Sembrano non finire mai le tegole in testa al ciclismo in questa fine 2017. Nell’edizione cartacea odierna del settimanale francese Le Canard Enchainé viene rivelata l’esistenza di un’inchiesta partita l’estate scorsa da parte del tribunale distrettuale di Parigi, condotta da due procuratori francesi, Claire Thépaut e Serge Tournaire, sul doping meccanico nel ciclismo professionistico.
L’inchiesta sarebbe partita dalle segnalazioni della “divisione infrazioni finanziarie” della Gendarmerie francese che indagava su relazioni sospette tra alcune squadre internazionali ed alcune società private.

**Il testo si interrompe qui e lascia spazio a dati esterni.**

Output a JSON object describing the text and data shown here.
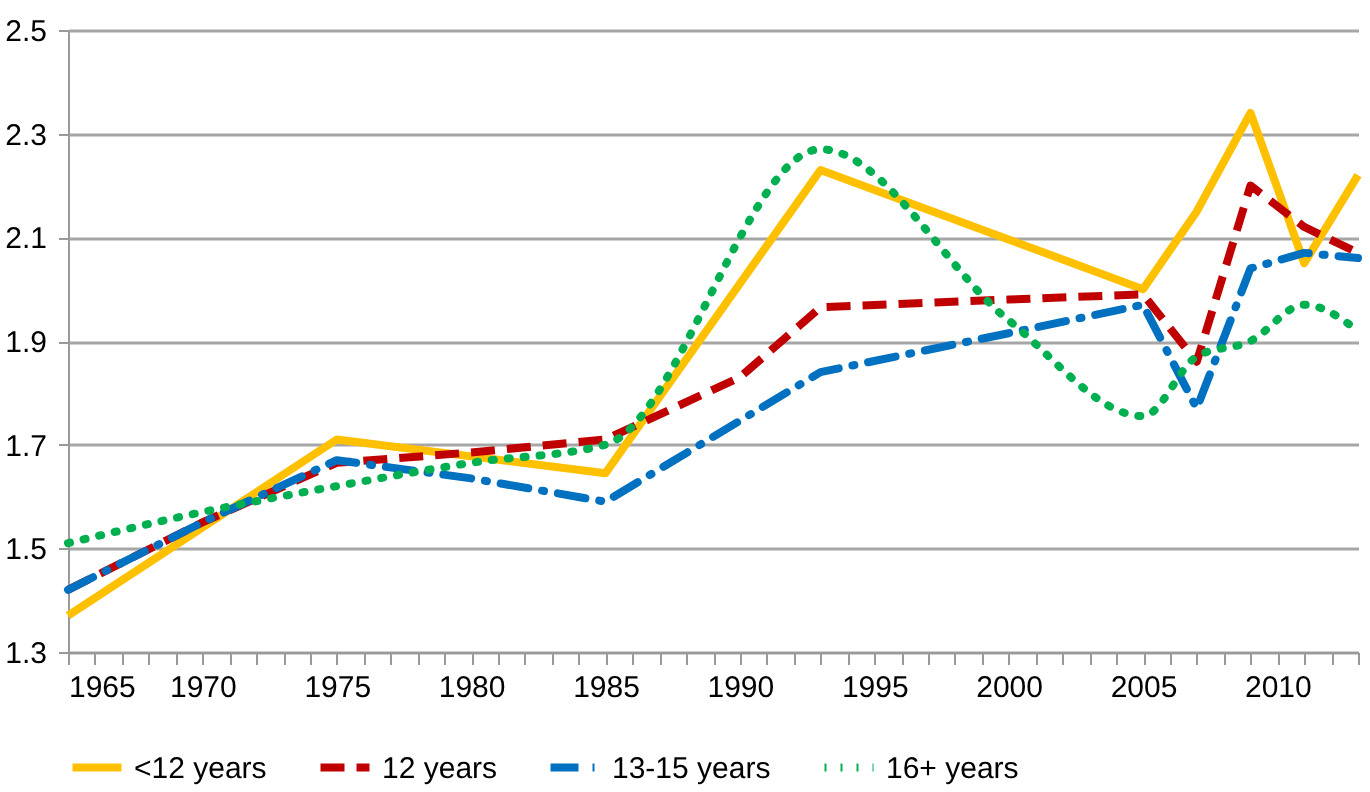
{
  "chart_data": {
    "type": "line",
    "xlim": [
      1965,
      2013
    ],
    "xticks": [
      1965,
      {
        "value": 1966,
        "label": null
      },
      {
        "value": 1967,
        "label": null
      },
      {
        "value": 1968,
        "label": null
      },
      {
        "value": 1969,
        "label": null
      },
      1970,
      {
        "value": 1971,
        "label": null
      },
      {
        "value": 1972,
        "label": null
      },
      {
        "value": 1973,
        "label": null
      },
      {
        "value": 1974,
        "label": null
      },
      1975,
      {
        "value": 1976,
        "label": null
      },
      {
        "value": 1977,
        "label": null
      },
      {
        "value": 1978,
        "label": null
      },
      {
        "value": 1979,
        "label": null
      },
      1980,
      {
        "value": 1981,
        "label": null
      },
      {
        "value": 1982,
        "label": null
      },
      {
        "value": 1983,
        "label": null
      },
      {
        "value": 1984,
        "label": null
      },
      1985,
      {
        "value": 1986,
        "label": null
      },
      {
        "value": 1987,
        "label": null
      },
      {
        "value": 1988,
        "label": null
      },
      {
        "value": 1989,
        "label": null
      },
      1990,
      {
        "value": 1991,
        "label": null
      },
      {
        "value": 1992,
        "label": null
      },
      {
        "value": 1993,
        "label": null
      },
      {
        "value": 1994,
        "label": null
      },
      1995,
      {
        "value": 1996,
        "label": null
      },
      {
        "value": 1997,
        "label": null
      },
      {
        "value": 1998,
        "label": null
      },
      {
        "value": 1999,
        "label": null
      },
      2000,
      {
        "value": 2001,
        "label": null
      },
      {
        "value": 2002,
        "label": null
      },
      {
        "value": 2003,
        "label": null
      },
      {
        "value": 2004,
        "label": null
      },
      2005,
      {
        "value": 2006,
        "label": null
      },
      {
        "value": 2007,
        "label": null
      },
      {
        "value": 2008,
        "label": null
      },
      {
        "value": 2009,
        "label": null
      },
      2010,
      {
        "value": 2011,
        "label": null
      },
      {
        "value": 2012,
        "label": null
      },
      {
        "value": 2013,
        "label": null
      }
    ],
    "ylim": [
      1.3,
      2.5
    ],
    "yticks": [
      1.3,
      1.5,
      1.7,
      1.9,
      2.1,
      2.3,
      2.5
    ],
    "grid": "y",
    "legend": "bottom",
    "series": [
      {
        "name": "<12 years",
        "color": "#ffc000",
        "line_style": "solid",
        "x": [
          1965,
          1975,
          1985,
          1993,
          2005,
          2007,
          2009,
          2011,
          2013
        ],
        "values": [
          1.37,
          1.71,
          1.645,
          2.23,
          2.0,
          2.15,
          2.34,
          2.05,
          2.22
        ]
      },
      {
        "name": "12 years",
        "color": "#c00000",
        "line_style": "dashed",
        "x": [
          1965,
          1970,
          1975,
          1980,
          1985,
          1990,
          1993,
          2000,
          2005,
          2007,
          2009,
          2011,
          2013
        ],
        "values": [
          1.42,
          1.55,
          1.665,
          1.685,
          1.71,
          1.83,
          1.965,
          1.98,
          1.99,
          1.86,
          2.2,
          2.12,
          2.07
        ]
      },
      {
        "name": "13-15 years",
        "color": "#0070c0",
        "line_style": "dashdot",
        "x": [
          1965,
          1970,
          1975,
          1980,
          1985,
          1993,
          2000,
          2005,
          2007,
          2009,
          2011,
          2013
        ],
        "values": [
          1.42,
          1.55,
          1.67,
          1.635,
          1.59,
          1.84,
          1.915,
          1.97,
          1.77,
          2.04,
          2.07,
          2.06
        ]
      },
      {
        "name": "16+ years",
        "color": "#00b050",
        "line_style": "dotted",
        "x": [
          1965,
          1970,
          1975,
          1980,
          1985,
          1993,
          2000,
          2005,
          2007,
          2009,
          2011,
          2013
        ],
        "values": [
          1.51,
          1.57,
          1.62,
          1.665,
          1.7,
          2.27,
          1.94,
          1.755,
          1.87,
          1.9,
          1.97,
          1.92
        ]
      }
    ]
  }
}
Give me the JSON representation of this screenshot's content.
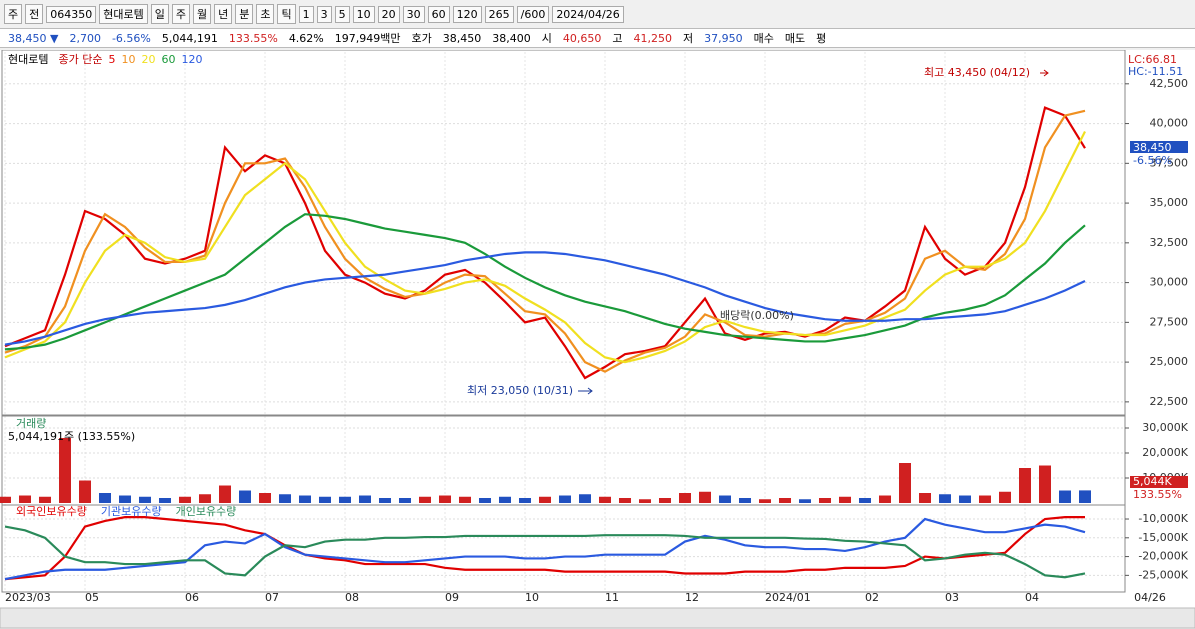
{
  "toolbar": [
    "주",
    "전",
    "064350",
    "현대로템",
    "일",
    "주",
    "월",
    "년",
    "분",
    "초",
    "틱",
    "1",
    "3",
    "5",
    "10",
    "20",
    "30",
    "60",
    "120",
    "265",
    "/600",
    "2024/04/26"
  ],
  "infobar": [
    "38,450 ▼",
    "2,700",
    "-6.56%",
    "5,044,191",
    "133.55%",
    "4.62%",
    "197,949백만",
    "호가",
    "38,450",
    "38,400",
    "시",
    "40,650",
    "고",
    "41,250",
    "저",
    "37,950",
    "매수",
    "매도",
    "평"
  ],
  "chart_data": [
    {
      "type": "line",
      "title": "현대로템",
      "subtitle": "종가 단순",
      "categories": [
        "2023/03",
        null,
        null,
        null,
        "05",
        null,
        null,
        null,
        null,
        "06",
        null,
        null,
        null,
        "07",
        null,
        null,
        null,
        "08",
        null,
        null,
        null,
        null,
        "09",
        null,
        null,
        null,
        "10",
        null,
        null,
        null,
        "11",
        null,
        null,
        null,
        "12",
        null,
        null,
        null,
        "2024/01",
        null,
        null,
        null,
        null,
        "02",
        null,
        null,
        null,
        "03",
        null,
        null,
        null,
        "04",
        null,
        null,
        null
      ],
      "x_end_label": "04/26",
      "series": [
        {
          "name": "5",
          "color": "#e00000",
          "values": [
            26000,
            26500,
            27000,
            30500,
            34500,
            34000,
            33000,
            31500,
            31200,
            31500,
            32000,
            38500,
            37000,
            38000,
            37500,
            35000,
            32000,
            30500,
            30000,
            29300,
            29000,
            29500,
            30500,
            30800,
            30000,
            28800,
            27500,
            27800,
            26000,
            24000,
            24700,
            25500,
            25700,
            26000,
            27500,
            29000,
            26800,
            26400,
            26800,
            26900,
            26600,
            27000,
            27800,
            27600,
            28500,
            29500,
            33500,
            31500,
            30500,
            31000,
            32500,
            36000,
            41000,
            40500,
            38450
          ]
        },
        {
          "name": "10",
          "color": "#f09020",
          "values": [
            25600,
            26000,
            26600,
            28500,
            32000,
            34300,
            33500,
            32200,
            31300,
            31300,
            31700,
            35000,
            37500,
            37500,
            37800,
            36000,
            33500,
            31500,
            30300,
            29600,
            29100,
            29300,
            30000,
            30500,
            30400,
            29300,
            28200,
            28000,
            26800,
            25000,
            24400,
            25100,
            25600,
            25900,
            26600,
            28000,
            27500,
            26700,
            26600,
            26800,
            26700,
            26800,
            27400,
            27600,
            28100,
            29000,
            31500,
            32000,
            31000,
            30800,
            31800,
            34000,
            38500,
            40500,
            40800
          ]
        },
        {
          "name": "20",
          "color": "#f0e020",
          "values": [
            25300,
            25800,
            26300,
            27500,
            30000,
            32000,
            33000,
            32500,
            31600,
            31300,
            31500,
            33500,
            35500,
            36500,
            37500,
            36500,
            34500,
            32500,
            31000,
            30200,
            29500,
            29300,
            29600,
            30000,
            30200,
            29800,
            29000,
            28300,
            27500,
            26200,
            25300,
            25000,
            25300,
            25700,
            26300,
            27200,
            27600,
            27200,
            26900,
            26800,
            26700,
            26700,
            27000,
            27300,
            27800,
            28300,
            29500,
            30500,
            31000,
            31000,
            31500,
            32500,
            34500,
            37000,
            39500
          ]
        },
        {
          "name": "60",
          "color": "#1a9a3a",
          "values": [
            25800,
            25900,
            26100,
            26500,
            27000,
            27500,
            28000,
            28500,
            29000,
            29500,
            30000,
            30500,
            31500,
            32500,
            33500,
            34300,
            34200,
            34000,
            33700,
            33400,
            33200,
            33000,
            32800,
            32500,
            31800,
            31000,
            30300,
            29700,
            29200,
            28800,
            28500,
            28200,
            27800,
            27400,
            27100,
            26900,
            26700,
            26600,
            26500,
            26400,
            26300,
            26300,
            26500,
            26700,
            27000,
            27300,
            27800,
            28100,
            28300,
            28600,
            29200,
            30200,
            31200,
            32500,
            33600
          ]
        },
        {
          "name": "120",
          "color": "#2a5ae0",
          "values": [
            26100,
            26300,
            26600,
            27000,
            27400,
            27700,
            27900,
            28100,
            28200,
            28300,
            28400,
            28600,
            28900,
            29300,
            29700,
            30000,
            30200,
            30300,
            30400,
            30500,
            30700,
            30900,
            31100,
            31400,
            31600,
            31800,
            31900,
            31900,
            31800,
            31600,
            31400,
            31100,
            30800,
            30500,
            30100,
            29700,
            29200,
            28800,
            28400,
            28100,
            27900,
            27700,
            27600,
            27600,
            27600,
            27700,
            27700,
            27800,
            27900,
            28000,
            28200,
            28600,
            29000,
            29500,
            30100
          ]
        }
      ],
      "ylim": [
        21800,
        44500
      ],
      "yticks": [
        {
          "value": 22500,
          "label": "22,500"
        },
        {
          "value": 25000,
          "label": "25,000"
        },
        {
          "value": 27500,
          "label": "27,500"
        },
        {
          "value": 30000,
          "label": "30,000"
        },
        {
          "value": 32500,
          "label": "32,500"
        },
        {
          "value": 35000,
          "label": "35,000"
        },
        {
          "value": 37500,
          "label": "37,500"
        },
        {
          "value": 40000,
          "label": "40,000"
        },
        {
          "value": 42500,
          "label": "42,500"
        }
      ],
      "annotations": [
        "최고 43,450 (04/12)",
        "최저 23,050 (10/31)",
        "배당락(0.00%)",
        "LC:66.81",
        "HC:-11.51",
        "38,450",
        "-6.56%"
      ],
      "grid": true
    },
    {
      "type": "bar",
      "title": "거래량",
      "subtitle": "5,044,191주 (133.55%)",
      "up_color": "#d02020",
      "down_color": "#2050c0",
      "values": [
        2500,
        3000,
        2500,
        26000,
        9000,
        4000,
        3000,
        2500,
        2000,
        2500,
        3500,
        7000,
        5000,
        4000,
        3500,
        3000,
        2500,
        2500,
        3000,
        2000,
        2000,
        2500,
        3000,
        2500,
        2000,
        2500,
        2000,
        2500,
        3000,
        3500,
        2500,
        2000,
        1500,
        2000,
        4000,
        4500,
        3000,
        2000,
        1500,
        2000,
        1500,
        2000,
        2500,
        2000,
        3000,
        16000,
        4000,
        3500,
        3000,
        3000,
        4500,
        14000,
        15000,
        5000,
        5044
      ],
      "ylim": [
        0,
        34000
      ],
      "yticks": [
        {
          "value": 10000,
          "label": "10,000K"
        },
        {
          "value": 20000,
          "label": "20,000K"
        },
        {
          "value": 30000,
          "label": "30,000K"
        }
      ],
      "annotations": [
        "5,044K",
        "133.55%"
      ],
      "grid": true
    },
    {
      "type": "line",
      "series": [
        {
          "name": "외국인보유수량",
          "color": "#e00000",
          "values": [
            -26000,
            -25500,
            -25000,
            -20000,
            -12000,
            -10500,
            -9500,
            -9500,
            -10000,
            -10500,
            -11000,
            -11500,
            -13000,
            -14000,
            -17000,
            -19500,
            -20500,
            -21000,
            -22000,
            -22000,
            -22000,
            -22000,
            -23000,
            -23500,
            -23500,
            -23500,
            -23500,
            -23500,
            -24000,
            -24000,
            -24000,
            -24000,
            -24000,
            -24000,
            -24500,
            -24500,
            -24500,
            -24000,
            -24000,
            -24000,
            -23500,
            -23500,
            -23000,
            -23000,
            -23000,
            -22500,
            -20000,
            -20500,
            -20000,
            -19500,
            -19000,
            -14000,
            -10000,
            -9500,
            -9500
          ]
        },
        {
          "name": "기관보유수량",
          "color": "#2a5ae0",
          "values": [
            -26000,
            -25000,
            -24000,
            -23500,
            -23500,
            -23500,
            -23000,
            -22500,
            -22000,
            -21500,
            -17000,
            -16000,
            -16500,
            -14000,
            -17500,
            -19500,
            -20000,
            -20500,
            -21000,
            -21500,
            -21500,
            -21000,
            -20500,
            -20000,
            -20000,
            -20000,
            -20500,
            -20500,
            -20000,
            -20000,
            -19500,
            -19500,
            -19500,
            -19500,
            -16000,
            -14500,
            -15500,
            -17000,
            -17500,
            -17500,
            -18000,
            -18000,
            -18500,
            -17500,
            -16000,
            -15000,
            -10000,
            -11500,
            -12500,
            -13500,
            -13500,
            -12500,
            -11500,
            -12000,
            -13500
          ]
        },
        {
          "name": "개인보유수량",
          "color": "#2a8a5a",
          "values": [
            -12000,
            -13000,
            -15000,
            -20000,
            -21500,
            -21500,
            -22000,
            -22000,
            -21500,
            -21000,
            -21000,
            -24500,
            -25000,
            -20000,
            -17000,
            -17500,
            -16000,
            -15500,
            -15500,
            -15000,
            -15000,
            -14800,
            -14800,
            -14500,
            -14500,
            -14500,
            -14500,
            -14500,
            -14500,
            -14500,
            -14300,
            -14300,
            -14300,
            -14300,
            -14500,
            -15000,
            -15000,
            -15000,
            -15000,
            -15000,
            -15200,
            -15300,
            -15800,
            -16000,
            -16500,
            -17000,
            -21000,
            -20500,
            -19500,
            -19000,
            -19500,
            -22000,
            -25000,
            -25500,
            -24500
          ]
        }
      ],
      "ylim": [
        -28900,
        -6800
      ],
      "yticks": [
        {
          "value": -25000,
          "label": "-25,000K"
        },
        {
          "value": -20000,
          "label": "-20,000K"
        },
        {
          "value": -15000,
          "label": "-15,000K"
        },
        {
          "value": -10000,
          "label": "-10,000K"
        }
      ],
      "grid": true
    }
  ]
}
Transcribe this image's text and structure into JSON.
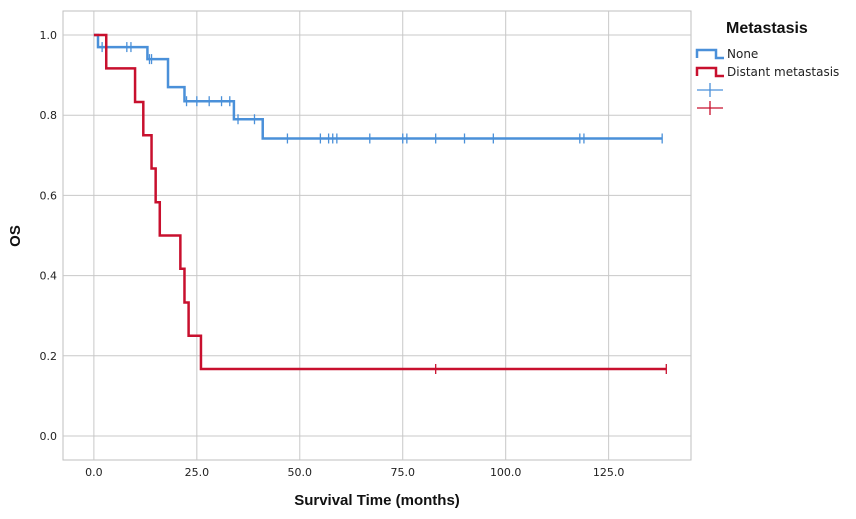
{
  "chart_data": {
    "type": "line",
    "subtype": "step",
    "xlabel": "Survival Time (months)",
    "ylabel": "OS",
    "xlim": [
      -7.5,
      145
    ],
    "ylim": [
      -0.06,
      1.06
    ],
    "xticks": [
      0.0,
      25.0,
      50.0,
      75.0,
      100.0,
      125.0
    ],
    "xtick_labels": [
      "0.0",
      "25.0",
      "50.0",
      "75.0",
      "100.0",
      "125.0"
    ],
    "yticks": [
      0.0,
      0.2,
      0.4,
      0.6,
      0.8,
      1.0
    ],
    "ytick_labels": [
      "0.0",
      "0.2",
      "0.4",
      "0.6",
      "0.8",
      "1.0"
    ],
    "grid": true,
    "legend": {
      "title": "Metastasis",
      "placement": "top-right",
      "entries": [
        {
          "label": "None",
          "kind": "line",
          "color": "#4a90d9"
        },
        {
          "label": "Distant metastasis",
          "kind": "line",
          "color": "#c8102e"
        },
        {
          "label": "",
          "kind": "censor",
          "color": "#4a90d9"
        },
        {
          "label": "",
          "kind": "censor",
          "color": "#c8102e"
        }
      ]
    },
    "series": [
      {
        "name": "None",
        "color": "#4a90d9",
        "steps": [
          [
            0,
            1.0
          ],
          [
            1,
            0.97
          ],
          [
            13,
            0.94
          ],
          [
            18,
            0.87
          ],
          [
            22,
            0.835
          ],
          [
            34,
            0.79
          ],
          [
            41,
            0.742
          ],
          [
            138,
            0.742
          ]
        ],
        "censored": [
          [
            2,
            0.97
          ],
          [
            8,
            0.97
          ],
          [
            9,
            0.97
          ],
          [
            13.5,
            0.94
          ],
          [
            14,
            0.94
          ],
          [
            22.5,
            0.835
          ],
          [
            25,
            0.835
          ],
          [
            28,
            0.835
          ],
          [
            31,
            0.835
          ],
          [
            33,
            0.835
          ],
          [
            35,
            0.79
          ],
          [
            39,
            0.79
          ],
          [
            47,
            0.742
          ],
          [
            55,
            0.742
          ],
          [
            57,
            0.742
          ],
          [
            58,
            0.742
          ],
          [
            59,
            0.742
          ],
          [
            67,
            0.742
          ],
          [
            75,
            0.742
          ],
          [
            76,
            0.742
          ],
          [
            83,
            0.742
          ],
          [
            90,
            0.742
          ],
          [
            97,
            0.742
          ],
          [
            118,
            0.742
          ],
          [
            119,
            0.742
          ],
          [
            138,
            0.742
          ]
        ]
      },
      {
        "name": "Distant metastasis",
        "color": "#c8102e",
        "steps": [
          [
            0,
            1.0
          ],
          [
            3,
            0.917
          ],
          [
            10,
            0.833
          ],
          [
            12,
            0.75
          ],
          [
            14,
            0.667
          ],
          [
            15,
            0.583
          ],
          [
            16,
            0.5
          ],
          [
            21,
            0.417
          ],
          [
            22,
            0.333
          ],
          [
            23,
            0.25
          ],
          [
            26,
            0.167
          ],
          [
            139,
            0.167
          ]
        ],
        "censored": [
          [
            83,
            0.167
          ],
          [
            139,
            0.167
          ]
        ]
      }
    ]
  }
}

Secondo la fonte del quotidiano che ha fatto pervenire i documenti relativi all’inchiesta i due giudici stanno indagando sul sospetto che esista “un patto al più alto livello tra squadre, società private e più alte istanze del ciclismo che avrebbe fatto beneficiare grandissimi corridori degli ultimi ritrovati tecnologici in materia di motori elettrici“.
L’UCI ha effettuato 50.000 controlli negli ultimi due anni in materia di doping meccanico, ma trovando 1 solo caso positivo, quello della ciclocrossista belga Femke Van Driesche, nonostante i continui allarmi in merito provenienti da alcune indagini della stampa (come quella congiunta tra Corriere della Sera e Le Monde) e TV (Stade2) riguardo l’utilizzo in corsa dei famigerati motori elettrici.
Se questa inchiesta dovesse provare l’esistenza di un patto tanto scellerato potrebbe essere un colpo devastante per il ciclismo.